Niort Marais poitevin – Vallée de la Sèvre Niortaise Tourist Office offers practical informations to book and organize your trip in Niort and in the Marais Poitevin, “Grand Site de France”.Gites, hotels, guest houses, campsites… come and relax in a quiet place, over the river Sèvre Niortaise and its castles. Ride by boat, by walk or by bike : conquer the Green Venice. Discover animations, activities, sites you must see, restaurants… to move during your next holidays between plain and marsh.
Today, a spotlight on one of the emblematic trees of Green Venice: the tadpole ash tree!
Baptized locally " fragne " or " cabourne " when its wood is hollow, he can live more than a century. Originally, it is crashed " been in hiding ". The "been in hiding", the relic of the first arrangements of the wet swamp, consists of woody linear mounds, flanked by ditches. The ash tree is cut in tadpole in 1 m. at the level of arms to facilitate the work; up in the boat in period of floods. Further to the setting-up of the cooperative dairies in the XIXth century, some "been in hiding" are converted in grazed meadows.

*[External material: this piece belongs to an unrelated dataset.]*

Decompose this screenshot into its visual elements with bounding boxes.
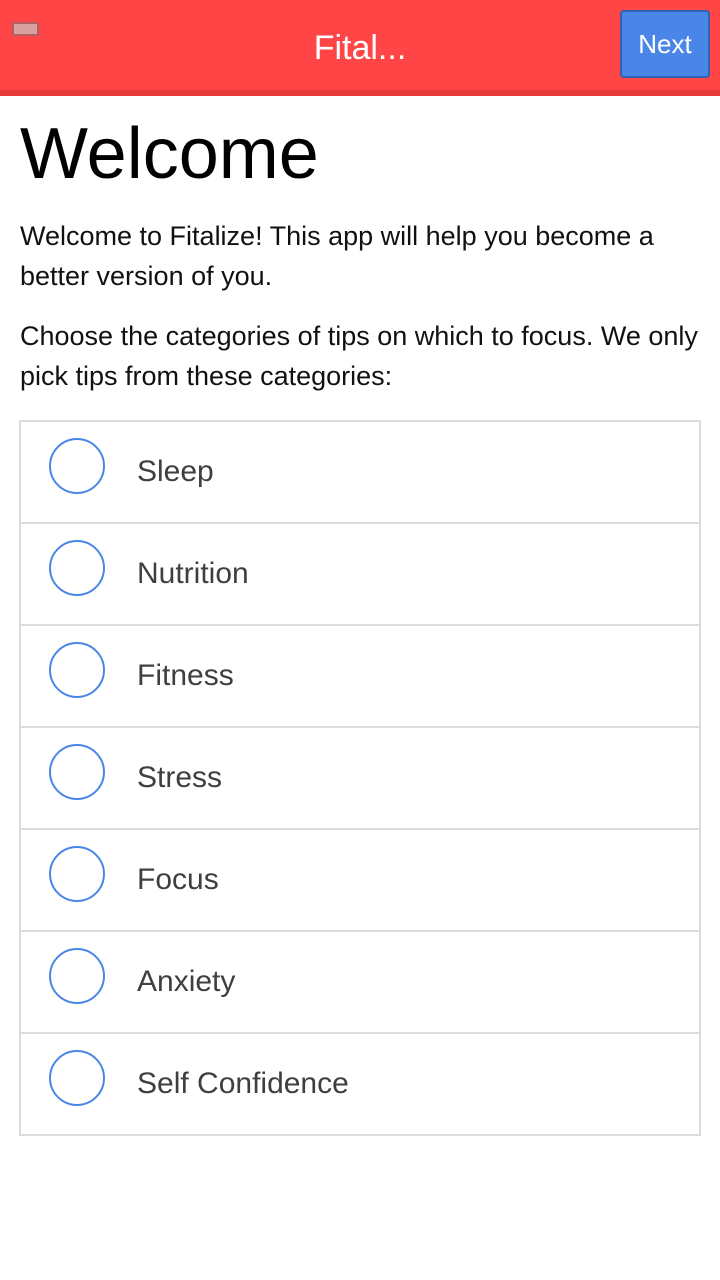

The tree was pollarded the winter, all 5 in 7 years (all 12 in 15 years today with the mechanization), in 2 m. of the ground to prevent the ruminants from coming to nibble at the first spring rejections; its sheets being a good feed for the cows which are crazy about it! The boughs, bound in bundles of sticks by a stalk of willow, served as firewood for thatched cottages and baker's oven, were marginally used for the manufacturing of sleeves of tools, household cleaning staff, fishing tackle …
At present, 80 % of the trees of the Swamp from Poitou are of the ash tree, that is 400.000 feet roots of which strengthen the banks of channels! But, this old raised weft suffers from the erosion and is threatened since 2016 by the chalarose, a mushroom causing the withering of sheets; where from the implementation of a " plan landscape " with the selection of six species: the common oak which suits in the peaty circles, the black poplar formerly exploited in the Swamp to build skeletons, rural elm resisting the graphiose, the white willow not giving a firewood but retained for its esthetic quality, the rural maple and the common charm.